Dinner with UP President Alfredo E. Pascual and Fellow UPAA Awardees, Executive House, UP Diliman, Quezon City (June 23, 2011)

            President Fred Pascual, members of the Board of Trustees, fellow awardees, dear friends:
            Oscar Wilde once said, “We’re all in the gutter, but some of us are looking at the stars.”
            It was obviously our habit of looking at the stars that caught the attention of the University of the Philippines Alumni Association (UPAA) and prompted these awards.
            But if anyone among us believes that this is but an innocent ceremony, they would be quite mistaken.
            Granting us these awards has its risks and consequences.
            But if giving away the awards is risky enough, asking me to speak on behalf of all the awardees may be riskier still. Let me tell you why.
            First of all, although the awardees are all good friends, I cannot presume that we hold the same views on everything, or even on any single important thing. 
            Except perhaps for the fact, that we are all proud UP alumni, who believe in the daang matuwid, and that--- I would like to believe ---- we all had a hand in electing the same Vice President of the Republic.
            Secondly, while UPAA may wish to hold us up as examples to the younger ones, the circumstances that led them to consider us for the awards may vary from one awardee to another.
            Some of us have been consistent achievers all throughout. They have been unqualified successes every step of the way from the very beginning. They were born to succeed ---they did not have to seek out success or have it thrust upon them. That has not been the lot of all.
            In my own case, my humble circumstances as a self-supporting political science and law student inspired me to dream more that I would one day be in this distinguished company.

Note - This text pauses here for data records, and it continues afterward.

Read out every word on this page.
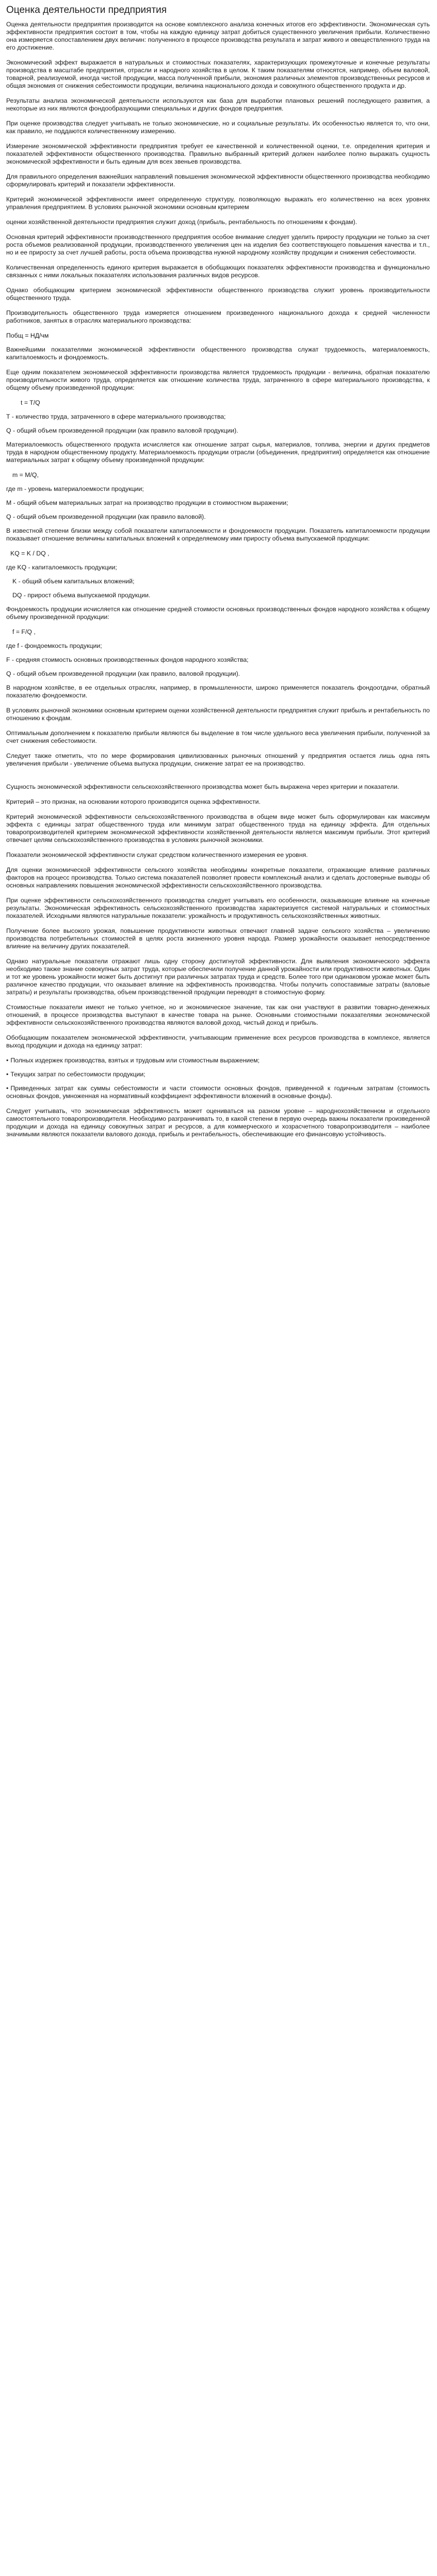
Оценка деятельности предприятия

Оценка деятельности предприятия производится на основе комплексного анализа конечных итогов его эффективности. Экономическая суть эффективности предприятия состоит в том, чтобы на каждую единицу затрат добиться существенного увеличения прибыли. Количественно она измеряется сопоставлением двух величин: полученного в процессе производства результата и затрат живого и овеществленного труда на его достижение.

Экономический эффект выражается в натуральных и стоимостных показателях, характеризующих промежуточные и конечные результаты производства в масштабе предприятия, отрасли и народного хозяйства в целом. К таким показателям относятся, например, объем валовой, товарной, реализуемой, иногда чистой продукции, масса полученной прибыли, экономия различных элементов производственных ресурсов и общая экономия от снижения себестоимости продукции, величина национального дохода и совокупного общественного продукта и др.

Результаты анализа экономической деятельности используются как база для выработки плановых решений последующего развития, а некоторые из них являются фондообразующими специальных и других фондов предприятия.

При оценке производства следует учитывать не только экономические, но и социальные результаты. Их особенностью является то, что они, как правило, не поддаются количественному измерению.

Измерение экономической эффективности предприятия требует ее качественной и количественной оценки, т.е. определения критерия и показателей эффективности общественного производства. Правильно выбранный критерий должен наиболее полно выражать сущность экономической эффективности и быть единым для всех звеньев производства.

Для правильного определения важнейших направлений повышения экономической эффективности общественного производства необходимо сформулировать критерий и показатели эффективности.

Критерий экономической эффективности имеет определенную структуру, позволяющую выражать его количественно на всех уровнях управления предприятием. В условиях рыночной экономики основным критерием

оценки хозяйственной деятельности предприятия служит доход (прибыль, рентабельность по отношениям к фондам).

Основная критерий эффективности производственного предприятия особое внимание следует уделить приросту продукции не только за счет роста объемов реализованной продукции, производственного увеличения цен на изделия без соответствующего повышения качества и т.п., но и ее приросту за счет лучшей работы, роста объема производства нужной народному хозяйству продукции и снижения себестоимости.

Количественная определенность единого критерия выражается в обобщающих показателях эффективности производства и функционально связанных с ними локальных показателях использования различных видов ресурсов.

Однако обобщающим критерием экономической эффективности общественного производства служит уровень производительности общественного труда.

Производительность общественного труда измеряется отношением произведенного национального дохода к средней численности работников, занятых в отраслях материального производства:

Побщ = НД/чм

Важнейшими показателями экономической эффективности общественного производства служат трудоемкость, материалоемкость, капиталоемкость и фондоемкость.

Еще одним показателем экономической эффективности производства является трудоемкость продукции - величина, обратная показателю производительности живого труда, определяется как отношение количества труда, затраченного в сфере материального производства, к общему объему произведенной продукции:

t = T/Q

T - количество труда, затраченного в сфере материального производства;

Q - общий объем произведенной продукции (как правило валовой продукции).

Материалоемкость общественного продукта исчисляется как отношение затрат сырья, материалов, топлива, энергии и других предметов труда в народном общественному продукту. Материалоемкость продукции отрасли (объединения, предприятия) определяется как отношение материальных затрат к общему объему произведенной продукции:

m = M/Q,

где m - уровень материалоемкости продукции;

M - общий объем материальных затрат на производство продукции в стоимостном выражении;

Q - общий объем произведенной продукции (как правило валовой).

В известной степени близки между собой показатели капиталоемкости и фондоемкости продукции. Показатель капиталоемкости продукции показывает отношение величины капитальных вложений к определяемому ими приросту объема выпускаемой продукции:

KQ = K / DQ ,

где KQ - капиталоемкость продукции;

K - общий объем капитальных вложений;

DQ - прирост объема выпускаемой продукции.

Фондоемкость продукции исчисляется как отношение средней стоимости основных производственных фондов народного хозяйства к общему объему произведенной продукции:

f = F/Q ,

где f - фондоемкость продукции;

F - средняя стоимость основных производственных фондов народного хозяйства;

Q - общий объем произведенной продукции (как правило, валовой продукции).

В народном хозяйстве, в ее отдельных отраслях, например, в промышленности, широко применяется показатель фондоотдачи, обратный показателю фондоемкости.

В условиях рыночной экономики основным критерием оценки хозяйственной деятельности предприятия служит прибыль и рентабельность по отношению к фондам.

Оптимальным дополнением к показателю прибыли являются бы выделение в том числе удельного веса увеличения прибыли, полученной за счет снижения себестоимости.

Следует также отметить, что по мере формирования цивилизованных рыночных отношений у предприятия остается лишь одна пять увеличения прибыли - увеличение объема выпуска продукции, снижение затрат ее на производство.

Сущность экономической эффективности сельскохозяйственного производства может быть выражена через критерии и показатели.

Критерий – это признак, на основании которого производится оценка эффективности.

Критерий экономической эффективности сельскохозяйственного производства в общем виде может быть сформулирован как максимум эффекта с единицы затрат общественного труда или минимум затрат общественного труда на единицу эффекта. Для отдельных товаропроизводителей критерием экономической эффективности хозяйственной деятельности является максимум прибыли. Этот критерий отвечает целям сельскохозяйственного производства в условиях рыночной экономики.

Показатели экономической эффективности служат средством количественного измерения ее уровня.

Для оценки экономической эффективности сельского хозяйства необходимы конкретные показатели, отражающие влияние различных факторов на процесс производства. Только система показателей позволяет провести комплексный анализ и сделать достоверные выводы об основных направлениях повышения экономической эффективности сельскохозяйственного производства.

При оценке эффективности сельскохозяйственного производства следует учитывать его особенности, оказывающие влияние на конечные результаты. Экономическая эффективность сельскохозяйственного производства характеризуется системой натуральных и стоимостных показателей. Исходными являются натуральные показатели: урожайность и продуктивность сельскохозяйственных животных.

Получение более высокого урожая, повышение продуктивности животных отвечают главной задаче сельского хозяйства – увеличению производства потребительных стоимостей в целях роста жизненного уровня народа. Размер урожайности оказывает непосредственное влияние на величину других показателей.

Однако натуральные показатели отражают лишь одну сторону достигнутой эффективности. Для выявления экономического эффекта необходимо также знание совокупных затрат труда, которые обеспечили получение данной урожайности или продуктивности животных. Один и тот же уровень урожайности может быть достигнут при различных затратах труда и средств. Более того при одинаковом урожае может быть различное качество продукции, что оказывает влияние на эффективность производства. Чтобы получить сопоставимые затраты (валовые затраты) и результаты производства, объем производственной продукции переводят в стоимостную форму.

Стоимостные показатели имеют не только учетное, но и экономическое значение, так как они участвуют в развитии товарно-денежных отношений, в процессе производства выступают в качестве товара на рынке. Основными стоимостными показателями экономической эффективности сельскохозяйственного производства являются валовой доход, чистый доход и прибыль.

Обобщающим показателем экономической эффективности, учитывающим применение всех ресурсов производства в комплексе, является выход продукции и дохода на единицу затрат:

• Полных издержек производства, взятых и трудовым или стоимостным выражением;
• Текущих затрат по себестоимости продукции;
• Приведенных затрат как суммы себестоимости и части стоимости основных фондов, приведенной к годичным затратам (стоимость основных фондов, умноженная на нормативный коэффициент эффективности вложений в основные фонды).

Следует учитывать, что экономическая эффективность может оцениваться на разном уровне – народнохозяйственном и отдельного самостоятельного товаропроизводителя. Необходимо разграничивать то, в какой степени в первую очередь важны показатели произведенной продукции и дохода на единицу совокупных затрат и ресурсов, а для коммерческого и хозрасчетного товаропроизводителя – наиболее значимыми являются показатели валового дохода, прибыль и рентабельность, обеспечивающие его финансовую устойчивость.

            Standing here today seems simply to illustrate Winston Churchill’s ironic definition of success as “The ability to go from one failure to another with no loss of enthusiasm.”
            This is not to say that I have to apologize for my profession. For as John F. Kennedy once said, “Those of you who regard my profession of political life with some disdain should remember that it made it possible for me to move from being an obscure lieutenant in the United States Navy to Commander-in-Chief in fourteen years with very little technical competence.”
            And I also agree with Eric Sevareid’s observation that in many countries the practitioners fall into two groups:  “The boys who seek political positions in order to be something, and the men who seek political positions in order to do something.”

            Thirdly, there was no time to consult with the others on what to say to our hosts and patrons on this occasion.
            Whatever little time I had outside of my many duties as Housing and Urban Development Coordinating Council (HUDCC) chair cum chief Presidential Adviser on OFW Concerns cum Chairman Emeritus of the Inter-Agency Task Force Against Illegal Recruitment and Human Trafficking has been spent recently on public consultations on the Marcos burial issue.
            And so my fellow awardees are taking such a big chance giving me a carte blanche to speak for them at this free dinner.
            But ours is a representative democracy.  And until my mandate is revoked or recalled,  I intend to perform my assigned task, and  hope  that what I have to say here on behalf of the awardees will cause no one any indigestion, nor provoke a controversy as serious as the burial issue  which, we all hope, we could permanently bury soon.
            The final price of these awards is the duties they impose on the awardees. These are real rather than merely psychological or imaginary duties.
            And the awardees must accept and discharge them unconditionally.
            Henceforth, we shall no longer be judged only for what we used to be, but as the new symbols of excellence of the UP Alumni Association.

            Like it or not, we have just gained a new office, without having sought or aspired for it. And we must submit ourselves to the closest scrutiny of our peers, whom we do not even see.
            As awardees, it becomes our solemn duty to do whatever it is within our individual and collective capacities to raise the state university’s standards to the summit of universal excellence so that the University would continue to produce an endless and a more abundant stream of Filipino scholars and patriots worthy of the highest aspirations and hopes of our people and country.  
            Hearing no objections from my fellow awardees, I now commit myself and my fellow awardees to the performance of that solemn duty.
            We are yours to command, Mr. President, members of the board of trustees, officers and members of the UP Alumni Association.